Oak Park, Illinois 60302

 

Anyone care to speculate what those might be....

 

"guns are bad, we need less guns so lets impliment these common sense requirments" I think you are going to see handgun registration, ballistic fingerprinting, expensive training , a requirment for guns to be kept locked up like in DC and some kind of a total gun ban within x feet of schools etc....lets see how good my channeling of miss cleo is on the 28th....

 

And how long will it take to get Oak Park back to SCOTUS? And this time, without the cover of Chicago to pay the bill when they lose?

 

In their heart of hearts I don't think the politicians in Oak Park, or Chicago or Springfield for that matter really care one damned bit about how much money they waste on unconstitutional laws or actions.

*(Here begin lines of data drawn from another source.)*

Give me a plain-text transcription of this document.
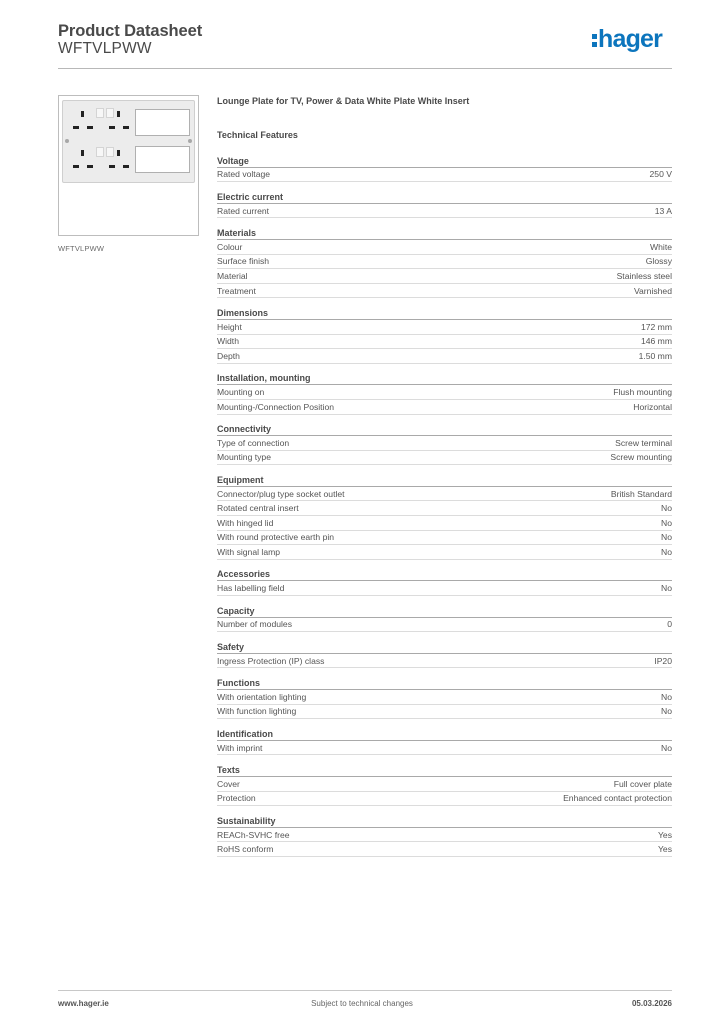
Product Datasheet
WFTVLPWW	hager
WFTVLPWW
Lounge Plate for TV, Power & Data White Plate White Insert
Technical Features
Voltage
Rated voltage	250 V
Electric current
Rated current	13 A
Materials
Colour	White
Surface finish	Glossy
Material	Stainless steel
Treatment	Varnished
Dimensions
Height	172 mm
Width	146 mm
Depth	1.50 mm
Installation, mounting
Mounting on	Flush mounting
Mounting-/Connection Position	Horizontal
Connectivity
Type of connection	Screw terminal
Mounting type	Screw mounting
Equipment
Connector/plug type socket outlet	British Standard
Rotated central insert	No
With hinged lid	No
With round protective earth pin	No
With signal lamp	No
Accessories
Has labelling field	No
Capacity
Number of modules	0
Safety
Ingress Protection (IP) class	IP20
Functions
With orientation lighting	No
With function lighting	No
Identification
With imprint	No
Texts
Cover	Full cover plate
Protection	Enhanced contact protection
Sustainability
REACh-SVHC free	Yes
RoHS conform	Yes
www.hager.ie	Subject to technical changes	05.03.2026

If the law plays with their base, they will go for it. It is the same reason they pepper the leglisature with bills that they know will go no where, so they can say to the voters in their district/town/etc "Well I TRIED to get X passed but the evil anti X loby stopped me" is the worst case senario. If the law is passed but overturned in the courts "Well the evil anti X judges in the courts blocked the law, its not the will of the people" is the best case. Nothing brings in money better to a political campaign than a politician who can rile the base.

 

Until we the voters punish those sufficiently who press for and pass these unconstitutional laws that waste our hard earned tax dollars we won't see any shift in attitude amongst those who serve us but have long since thought we serve them.